Full-year adjusted pretax profit will be “broadly in line” with 445 million pounds ($689 million), which is the average of recently reduced analysts’ estimates, London-based Burberry said Thursday. Second-quarter retail sales climbed 1 percent on a comparable basis, the slowest pace in three years.
Revenue in that period was “far worse than feared,” wrote Rogerio Fujimori, an analyst at RBC Capital Markets.
Slowing demand in China and Hong Kong has weighed on all luxury goods makers, yet Burberry is in a weaker position than most. The maker of 45-pound scents and 1,995-pound shearling trenchcoats gets more than 30 percent of revenue from Chinese consumers, yet only 2 percent from Japan, where many of those shoppers are traveling to buy goods at an advantageous exchange rate.
The shares fell as much as 13 percent and traded 12 percent lower at 1,243 pence as of 9:04 a.m. in London.
“While we do not question Burberry’s brand equity, strategy or execution, the trading environment is tough and only amplified by its geography mix,” said Ashley Wallace, an analyst at Bank of America Merrill Lynch who downgraded the stock to neutral from buy.
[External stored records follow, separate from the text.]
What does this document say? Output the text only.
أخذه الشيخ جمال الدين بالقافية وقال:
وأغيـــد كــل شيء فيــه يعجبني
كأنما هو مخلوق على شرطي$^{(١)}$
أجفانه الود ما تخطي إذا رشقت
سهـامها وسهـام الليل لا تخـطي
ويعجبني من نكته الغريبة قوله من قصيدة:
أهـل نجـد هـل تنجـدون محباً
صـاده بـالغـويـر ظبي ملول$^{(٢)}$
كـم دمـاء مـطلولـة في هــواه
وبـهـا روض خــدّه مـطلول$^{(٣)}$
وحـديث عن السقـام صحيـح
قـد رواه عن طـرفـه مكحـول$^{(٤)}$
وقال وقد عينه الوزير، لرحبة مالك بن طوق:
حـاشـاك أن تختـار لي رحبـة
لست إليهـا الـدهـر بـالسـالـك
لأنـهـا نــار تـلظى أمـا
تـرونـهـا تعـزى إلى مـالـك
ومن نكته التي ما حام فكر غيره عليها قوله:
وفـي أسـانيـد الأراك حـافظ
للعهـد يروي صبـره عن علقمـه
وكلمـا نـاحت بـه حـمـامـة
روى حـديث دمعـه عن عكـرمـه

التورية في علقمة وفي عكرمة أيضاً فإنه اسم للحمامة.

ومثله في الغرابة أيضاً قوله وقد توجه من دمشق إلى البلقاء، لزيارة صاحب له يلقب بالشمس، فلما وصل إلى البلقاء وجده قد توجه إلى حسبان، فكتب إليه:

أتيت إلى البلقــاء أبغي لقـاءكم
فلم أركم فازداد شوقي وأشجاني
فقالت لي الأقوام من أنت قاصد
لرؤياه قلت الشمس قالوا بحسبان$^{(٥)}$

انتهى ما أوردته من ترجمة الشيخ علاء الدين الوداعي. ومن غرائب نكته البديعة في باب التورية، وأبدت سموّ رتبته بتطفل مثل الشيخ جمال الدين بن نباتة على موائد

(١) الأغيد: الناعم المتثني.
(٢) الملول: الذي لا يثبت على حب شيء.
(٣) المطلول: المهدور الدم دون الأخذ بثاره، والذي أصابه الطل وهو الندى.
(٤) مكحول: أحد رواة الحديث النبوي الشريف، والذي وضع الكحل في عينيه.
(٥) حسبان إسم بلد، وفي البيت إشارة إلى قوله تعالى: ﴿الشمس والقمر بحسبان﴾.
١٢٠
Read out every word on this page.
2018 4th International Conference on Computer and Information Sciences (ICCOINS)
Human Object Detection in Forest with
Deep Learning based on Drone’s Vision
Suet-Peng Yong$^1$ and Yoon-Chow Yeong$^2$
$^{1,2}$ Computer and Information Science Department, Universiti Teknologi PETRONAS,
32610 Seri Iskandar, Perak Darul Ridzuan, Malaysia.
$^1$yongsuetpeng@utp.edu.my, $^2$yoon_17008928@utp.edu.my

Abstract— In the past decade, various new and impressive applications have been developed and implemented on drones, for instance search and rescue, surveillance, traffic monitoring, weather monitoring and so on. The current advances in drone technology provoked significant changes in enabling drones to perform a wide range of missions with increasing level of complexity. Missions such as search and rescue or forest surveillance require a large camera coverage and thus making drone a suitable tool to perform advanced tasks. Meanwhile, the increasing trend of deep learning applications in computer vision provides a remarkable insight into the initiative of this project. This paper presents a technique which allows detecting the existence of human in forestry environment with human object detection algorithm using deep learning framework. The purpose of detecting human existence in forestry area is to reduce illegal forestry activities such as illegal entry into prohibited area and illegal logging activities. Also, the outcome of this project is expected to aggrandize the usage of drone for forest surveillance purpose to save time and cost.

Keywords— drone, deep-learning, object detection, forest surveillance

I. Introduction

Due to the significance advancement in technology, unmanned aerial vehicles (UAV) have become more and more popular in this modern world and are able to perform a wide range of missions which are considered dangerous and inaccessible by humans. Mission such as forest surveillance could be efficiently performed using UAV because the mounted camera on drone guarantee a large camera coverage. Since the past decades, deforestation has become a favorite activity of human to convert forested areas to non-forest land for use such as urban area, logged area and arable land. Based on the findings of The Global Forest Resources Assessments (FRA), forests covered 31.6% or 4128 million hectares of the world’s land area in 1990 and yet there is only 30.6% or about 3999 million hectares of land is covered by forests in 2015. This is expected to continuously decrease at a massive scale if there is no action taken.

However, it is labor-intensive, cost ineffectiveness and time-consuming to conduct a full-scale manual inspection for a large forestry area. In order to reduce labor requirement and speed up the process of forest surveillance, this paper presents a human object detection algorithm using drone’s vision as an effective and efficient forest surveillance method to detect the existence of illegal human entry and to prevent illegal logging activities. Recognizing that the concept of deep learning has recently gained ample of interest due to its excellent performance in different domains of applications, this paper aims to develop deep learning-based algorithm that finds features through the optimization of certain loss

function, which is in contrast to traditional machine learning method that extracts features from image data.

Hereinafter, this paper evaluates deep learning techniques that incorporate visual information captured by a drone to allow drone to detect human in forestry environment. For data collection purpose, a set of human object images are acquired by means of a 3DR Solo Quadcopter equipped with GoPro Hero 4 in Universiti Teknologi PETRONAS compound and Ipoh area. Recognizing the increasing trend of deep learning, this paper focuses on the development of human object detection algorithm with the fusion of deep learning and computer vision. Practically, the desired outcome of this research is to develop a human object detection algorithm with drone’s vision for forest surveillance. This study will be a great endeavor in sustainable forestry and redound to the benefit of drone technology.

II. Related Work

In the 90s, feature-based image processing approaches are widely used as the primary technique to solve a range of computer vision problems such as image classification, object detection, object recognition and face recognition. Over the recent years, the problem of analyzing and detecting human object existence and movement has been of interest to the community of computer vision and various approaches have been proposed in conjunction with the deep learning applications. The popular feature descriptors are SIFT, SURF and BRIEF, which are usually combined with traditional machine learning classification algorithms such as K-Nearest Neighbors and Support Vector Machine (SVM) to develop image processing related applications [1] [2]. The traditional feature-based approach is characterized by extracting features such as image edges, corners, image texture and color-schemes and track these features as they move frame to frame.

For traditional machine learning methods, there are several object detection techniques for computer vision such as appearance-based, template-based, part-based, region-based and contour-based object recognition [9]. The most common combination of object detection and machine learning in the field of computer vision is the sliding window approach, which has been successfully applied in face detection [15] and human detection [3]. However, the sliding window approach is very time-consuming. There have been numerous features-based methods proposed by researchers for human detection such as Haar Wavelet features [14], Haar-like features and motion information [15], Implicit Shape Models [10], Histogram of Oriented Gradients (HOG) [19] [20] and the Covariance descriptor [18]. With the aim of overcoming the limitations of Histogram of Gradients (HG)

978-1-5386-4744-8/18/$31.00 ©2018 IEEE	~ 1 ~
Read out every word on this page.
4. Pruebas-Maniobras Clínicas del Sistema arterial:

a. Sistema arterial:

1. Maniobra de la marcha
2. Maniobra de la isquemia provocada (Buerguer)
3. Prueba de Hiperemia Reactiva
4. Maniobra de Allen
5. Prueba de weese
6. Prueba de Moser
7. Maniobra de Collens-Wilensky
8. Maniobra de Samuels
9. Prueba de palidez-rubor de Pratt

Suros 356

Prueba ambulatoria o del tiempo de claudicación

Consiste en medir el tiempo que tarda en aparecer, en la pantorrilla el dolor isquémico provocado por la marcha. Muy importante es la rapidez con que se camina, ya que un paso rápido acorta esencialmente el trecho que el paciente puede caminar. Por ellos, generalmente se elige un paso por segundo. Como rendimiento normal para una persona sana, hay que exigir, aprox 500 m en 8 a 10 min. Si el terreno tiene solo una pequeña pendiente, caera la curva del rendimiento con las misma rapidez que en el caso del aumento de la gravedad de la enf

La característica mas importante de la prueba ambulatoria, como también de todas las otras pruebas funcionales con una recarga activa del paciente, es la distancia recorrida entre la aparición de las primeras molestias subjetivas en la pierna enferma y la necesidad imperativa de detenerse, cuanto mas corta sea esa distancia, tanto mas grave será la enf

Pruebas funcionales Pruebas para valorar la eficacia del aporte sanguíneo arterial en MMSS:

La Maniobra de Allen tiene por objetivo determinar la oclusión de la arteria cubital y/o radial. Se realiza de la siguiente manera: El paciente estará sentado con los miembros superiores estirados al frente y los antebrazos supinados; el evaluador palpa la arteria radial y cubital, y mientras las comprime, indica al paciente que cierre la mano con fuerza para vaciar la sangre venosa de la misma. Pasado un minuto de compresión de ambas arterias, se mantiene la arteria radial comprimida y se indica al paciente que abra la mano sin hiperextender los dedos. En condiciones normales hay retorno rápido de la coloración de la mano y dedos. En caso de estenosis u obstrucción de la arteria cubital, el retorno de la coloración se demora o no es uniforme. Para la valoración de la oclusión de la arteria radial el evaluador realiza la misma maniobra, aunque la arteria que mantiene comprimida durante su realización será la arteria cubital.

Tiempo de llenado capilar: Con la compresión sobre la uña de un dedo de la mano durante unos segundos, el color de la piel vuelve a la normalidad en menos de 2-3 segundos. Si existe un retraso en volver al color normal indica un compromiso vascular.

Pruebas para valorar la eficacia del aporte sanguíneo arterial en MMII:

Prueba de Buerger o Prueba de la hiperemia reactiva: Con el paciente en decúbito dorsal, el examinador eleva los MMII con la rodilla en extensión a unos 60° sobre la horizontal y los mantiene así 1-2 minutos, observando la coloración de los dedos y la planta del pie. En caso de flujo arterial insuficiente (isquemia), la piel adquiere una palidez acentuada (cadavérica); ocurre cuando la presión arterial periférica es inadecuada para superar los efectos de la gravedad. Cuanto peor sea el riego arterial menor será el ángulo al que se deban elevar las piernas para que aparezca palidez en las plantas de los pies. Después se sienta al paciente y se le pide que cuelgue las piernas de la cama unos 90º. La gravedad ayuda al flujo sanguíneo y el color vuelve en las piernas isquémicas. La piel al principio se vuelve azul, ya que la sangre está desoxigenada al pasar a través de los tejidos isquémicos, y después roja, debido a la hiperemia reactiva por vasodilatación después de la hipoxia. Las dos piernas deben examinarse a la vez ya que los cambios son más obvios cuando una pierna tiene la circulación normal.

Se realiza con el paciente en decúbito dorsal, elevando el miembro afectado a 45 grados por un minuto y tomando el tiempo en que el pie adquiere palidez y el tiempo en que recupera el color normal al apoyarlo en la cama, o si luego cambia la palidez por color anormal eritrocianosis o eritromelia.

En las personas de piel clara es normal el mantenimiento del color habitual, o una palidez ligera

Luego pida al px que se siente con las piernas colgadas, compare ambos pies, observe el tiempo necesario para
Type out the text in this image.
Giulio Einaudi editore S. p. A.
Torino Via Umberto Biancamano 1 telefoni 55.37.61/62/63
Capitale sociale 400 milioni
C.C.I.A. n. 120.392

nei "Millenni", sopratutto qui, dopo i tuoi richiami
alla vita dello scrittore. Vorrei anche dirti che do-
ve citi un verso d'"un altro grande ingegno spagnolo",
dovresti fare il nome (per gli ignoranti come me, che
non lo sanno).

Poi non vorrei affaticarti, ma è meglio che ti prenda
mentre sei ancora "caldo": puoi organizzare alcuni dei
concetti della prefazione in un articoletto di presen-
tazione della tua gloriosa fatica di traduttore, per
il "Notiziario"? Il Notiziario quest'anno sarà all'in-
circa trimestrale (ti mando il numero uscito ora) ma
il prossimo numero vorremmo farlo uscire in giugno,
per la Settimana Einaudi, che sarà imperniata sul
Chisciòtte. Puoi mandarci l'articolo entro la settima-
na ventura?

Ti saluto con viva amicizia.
Burberry’s focus on the U.K. has become a handicap, as that market accounts for about 40 percent of Burberry’s European retail sales. Many shoppers with dollars in their wallets are taking advantage of a weaker euro and shopping on the continent, according to MainFirst Bank AG.
To meet its profit target, Burberry has trimmed its annual budget by 20 million pounds and cut performance-related pay, Chief Financial Officer Carol Fairweather said on a call with reporters.
“We have accelerated action to control costs, from only recruiting for business-critical roles to reducing travel expenses and other discretionary costs,” she said. Burberry is “still protecting investment in marketing, retail service and growth opportunities.”
Six-month revenue was little changed at 1.11 billion pounds, Burberry said. Analysts predicted 1.16 billion pounds, based on the average of estimates compiled by Bloomberg. Burberry said demand in the U.S. was uneven and Asia Pacific sales had a mid-single digit decline, with Hong Kong decelerating further in the second quarter.
The company said it expects a return to mid-single digit percentage growth in comparable sales in the second half. Exchange rates at current levels should boost earnings by about 10 million pounds, half the amount Burberry forecast in July.
The return to a more positive sales trend will be driven by the initiatives Burberry had already planned and those it has “refined and accelerated” in recent weeks, Fairweather said on the call. These include Burberry’s “strongest ever” holiday campaign that it will launch next month; the development of new products such as lightweight cashmere trenchcoats and ponchos; and new styles of Burberry’s scarves.